Deep Learning
=============

Assignment 2
------------

Previously in `1_notmnist.ipynb`, we created a pickle with formatted datasets for training, development and testing on the [notMNIST dataset](http://yaroslavvb.blogspot.com/2011/09/notmnist-dataset.html).

The goal of this assignment is to progressively train deeper and more accurate models using TensorFlow.

In [5]:
# These are all the modules we'll be using later. Make sure you can import them
# before proceeding further.
from __future__ import print_function
import numpy as np
import tensorflow as tf
from six.moves import cPickle as pickle
from six.moves import range

First reload the data we generated in `1_notmnist.ipynb`.

In [6]:
pickle_file = 'notMNIST.pickle'

with open(pickle_file, 'rb') as f:
    save = pickle.load(f)
    train_dataset = save['train_dataset']
    train_labels = save['train_labels']
    valid_dataset = save['valid_dataset']
    valid_labels = save['valid_labels']
    test_dataset = save['test_dataset']
    test_labels = save['test_labels']
    del save  # hint to help gc free up memory
    print('Training set', train_dataset.shape, train_labels.shape)
    print('Validation set', valid_dataset.shape, valid_labels.shape)
    print('Test set', test_dataset.shape, test_labels.shape)

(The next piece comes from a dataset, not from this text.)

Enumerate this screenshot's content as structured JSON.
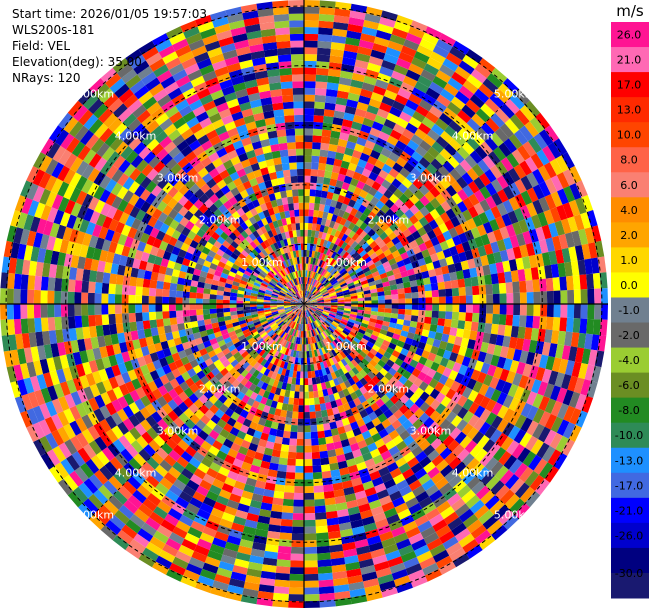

Training set (200000, 28, 28) (200000,)
Validation set (10000, 28, 28) (10000,)
Test set (10000, 28, 28) (10000,)


Reformat into a shape that's more adapted to the models we're going to train:
- data as a flat matrix,
- labels as float 1-hot encodings.

In [7]:
image_size = 28
num_labels = 10

def reformat(dataset, labels):
    dataset = dataset.reshape((-1, image_size * image_size)).astype(np.float32)
    # Map 0 to [1.0, 0.0, 0.0 ...], 1 to [0.0, 1.0, 0.0 ...]
    labels = (np.arange(num_labels) == labels[:,None]).astype(np.float32)
    return dataset, labels

train_dataset, train_labels = reformat(train_dataset, train_labels)
valid_dataset, valid_labels = reformat(valid_dataset, valid_labels)
test_dataset, test_labels = reformat(test_dataset, test_labels)
print('Training set', train_dataset.shape, train_labels.shape)
print('Validation set', valid_dataset.shape, valid_labels.shape)
print('Test set', test_dataset.shape, test_labels.shape)
print(train_labels[0])

Training set (200000, 784) (200000, 10)
Validation set (10000, 784) (10000, 10)
Test set (10000, 784) (10000, 10)
[ 0.  0.  0.  0.  0.  0.  0.  0.  1.  0.]


We're first going to train a multinomial logistic regression using simple gradient descent.

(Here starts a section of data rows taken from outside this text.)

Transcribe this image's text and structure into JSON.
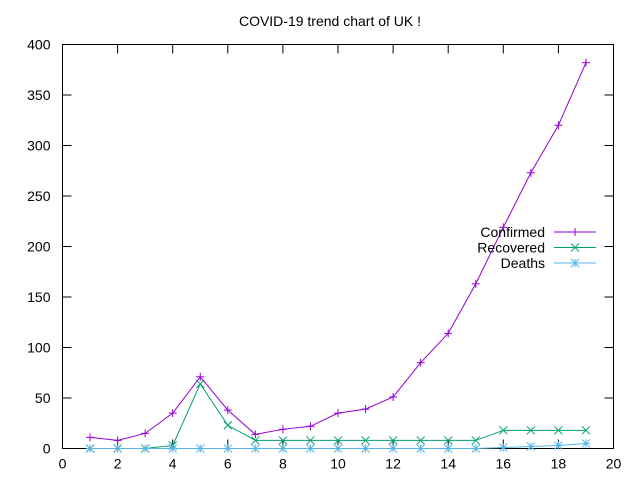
{
  "chart_data": {
    "type": "line",
    "title": "COVID-19 trend chart of UK !",
    "xlabel": "",
    "ylabel": "",
    "xlim": [
      0,
      20
    ],
    "ylim": [
      0,
      400
    ],
    "x_ticks": [
      0,
      2,
      4,
      6,
      8,
      10,
      12,
      14,
      16,
      18,
      20
    ],
    "y_ticks": [
      0,
      50,
      100,
      150,
      200,
      250,
      300,
      350,
      400
    ],
    "grid": false,
    "legend_position": "right",
    "series": [
      {
        "name": "Confirmed",
        "color": "#9400d3",
        "marker": "plus",
        "x": [
          1,
          2,
          3,
          4,
          5,
          6,
          7,
          8,
          9,
          10,
          11,
          12,
          13,
          14,
          15,
          16,
          17,
          18,
          19
        ],
        "values": [
          11,
          8,
          15,
          35,
          71,
          38,
          14,
          19,
          22,
          35,
          39,
          51,
          85,
          114,
          163,
          219,
          273,
          320,
          382
        ]
      },
      {
        "name": "Recovered",
        "color": "#009e73",
        "marker": "cross",
        "x": [
          1,
          2,
          3,
          4,
          5,
          6,
          7,
          8,
          9,
          10,
          11,
          12,
          13,
          14,
          15,
          16,
          17,
          18,
          19
        ],
        "values": [
          0,
          0,
          0,
          3,
          64,
          23,
          8,
          8,
          8,
          8,
          8,
          8,
          8,
          8,
          8,
          18,
          18,
          18,
          18
        ]
      },
      {
        "name": "Deaths",
        "color": "#56b4e9",
        "marker": "star",
        "x": [
          1,
          2,
          3,
          4,
          5,
          6,
          7,
          8,
          9,
          10,
          11,
          12,
          13,
          14,
          15,
          16,
          17,
          18,
          19
        ],
        "values": [
          0,
          0,
          0,
          0,
          0,
          0,
          0,
          0,
          0,
          0,
          0,
          0,
          0,
          0,
          0,
          1,
          2,
          3,
          5
        ]
      }
    ]
  }
}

TensorFlow works like this:
* First you describe the computation that you want to see performed: what the inputs, the variables, and the operations look like. These get created as nodes over a computation graph. This description is all contained within the block below:

      with graph.as_default():
          ...

* Then you can run the operations on this graph as many times as you want by calling `session.run()`, providing it outputs to fetch from the graph that get returned. This runtime operation is all contained in the block below:

      with tf.Session(graph=graph) as session:
          ...

Let's load all the data into TensorFlow and build the computation graph corresponding to our training:

In [8]:
# With gradient descent training, even this much data is prohibitive.
# Subset the training data for faster turnaround.
train_subset = 10000

graph = tf.Graph()
with graph.as_default():

    # Input data.
    # Load the training, validation and test data into constants that are
    # attached to the graph.
    # Tensorflow API: tf.constant()
    tf_train_dataset = tf.constant(train_dataset[:train_subset, :])
    tf_train_labels = tf.constant(train_labels[:train_subset])
    
    tf_valid_dataset = tf.constant(valid_dataset)
    tf_test_dataset = tf.constant(test_dataset)

    # Variables.
    # These are the parameters that we are going to be training. The weight
    # matrix will be initialized using random values following a (truncated)
    # normal distribution. The biases get initialized to zero.
    # X * W: 1x784 x 784x10 = 1x10
    # Tensorflow API: tf.truncated_normal(), tf.Variable(), tf.zeros()
    
    weights = tf.Variable(tf.truncated_normal([image_size * image_size, num_labels]))
    biases = tf.Variable(tf.zeros([num_labels]))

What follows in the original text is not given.